Amazon review: At first blush, Lydia Minatoya's novel The Strangeness of Beauty would seem to be pretty standard fare: three generations of Japanese women struggle to understand and love one another. Sounds like generic women's fiction, but in Minatoya's hands, it becomes something quietly distinctive. Minatoya has a taste for the in-between. In this, her first novel, mothers are not mothers, Americans are Japanese, and warriors are pacifists.

Etsuko and her sister Naomi move with their respective husbands from Kobe to Seattle in the 1920s. When Naomi dies in childbirth, the widowed Etsuko becomes the baby's surrogate mother. The two return to Japan, where the girl, Hanae, can receive the education in subtleties that is her heritage as a member of a samurai family. The young American girl finds the chores and trials of samurai life enraging. "Take sweeping the garden path with a light bamboo broom: the point isn't just to clear off debris. Designed to develop dedication and spiritual depth, the real task is in repeating the activity--morning and dusk, over and over, for decades--until she learns to leave light, flowing impressions on the soft surface earth."

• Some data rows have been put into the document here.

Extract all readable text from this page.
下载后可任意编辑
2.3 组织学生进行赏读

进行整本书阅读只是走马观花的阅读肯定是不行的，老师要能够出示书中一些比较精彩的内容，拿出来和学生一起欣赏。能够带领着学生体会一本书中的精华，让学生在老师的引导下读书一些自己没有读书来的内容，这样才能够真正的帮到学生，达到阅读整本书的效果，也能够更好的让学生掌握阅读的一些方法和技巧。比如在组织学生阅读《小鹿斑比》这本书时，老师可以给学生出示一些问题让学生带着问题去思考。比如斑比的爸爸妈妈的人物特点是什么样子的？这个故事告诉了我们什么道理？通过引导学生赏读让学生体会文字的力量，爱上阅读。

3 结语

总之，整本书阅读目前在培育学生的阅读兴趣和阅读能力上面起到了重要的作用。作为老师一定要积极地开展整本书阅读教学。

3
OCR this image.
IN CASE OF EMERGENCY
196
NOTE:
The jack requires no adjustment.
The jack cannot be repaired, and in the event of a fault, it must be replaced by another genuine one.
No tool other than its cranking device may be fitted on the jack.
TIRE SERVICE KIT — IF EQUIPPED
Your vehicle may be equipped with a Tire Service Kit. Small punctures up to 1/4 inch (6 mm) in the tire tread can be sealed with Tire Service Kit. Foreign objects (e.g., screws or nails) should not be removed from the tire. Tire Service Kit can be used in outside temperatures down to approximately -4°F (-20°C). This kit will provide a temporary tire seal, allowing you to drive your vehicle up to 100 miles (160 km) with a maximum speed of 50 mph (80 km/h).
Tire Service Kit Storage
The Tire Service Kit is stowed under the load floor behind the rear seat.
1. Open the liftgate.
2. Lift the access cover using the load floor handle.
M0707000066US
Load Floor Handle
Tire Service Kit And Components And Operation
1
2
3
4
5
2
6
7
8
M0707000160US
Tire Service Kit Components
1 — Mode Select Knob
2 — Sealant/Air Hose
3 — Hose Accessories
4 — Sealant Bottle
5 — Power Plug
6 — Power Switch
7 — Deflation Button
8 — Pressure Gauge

Just as patiently, Etsuko and Hanae must learn the secrets of their family. There's quite a bit of familial breast-beating, sure, but it's leavened by the perspective of Etsuko, a bumbling, sweet-tempered antiheroine of a narrator. The book comes alive as the two women, trapped in the liminal state of exile, neither American nor Japanese, learn to wrest the best from both worlds. As Japan teeters on the brink of war, Etsuko and Hanae apply their samurai-warrior sense of honor to fighting for peace. Minatoya (author of the acclaimed memoir Talking to High Monks in the Snow) never settles for black or white. She always strives for that more difficult place: the gray area.

Released 15 yrs ago (1/22/2006 UTC) at Postal Release in Post office, A book trading site -- Controlled Releases



I sent this to another bookcrosser last year, but unfortunately forgot to make the accompanying release notes. Oops!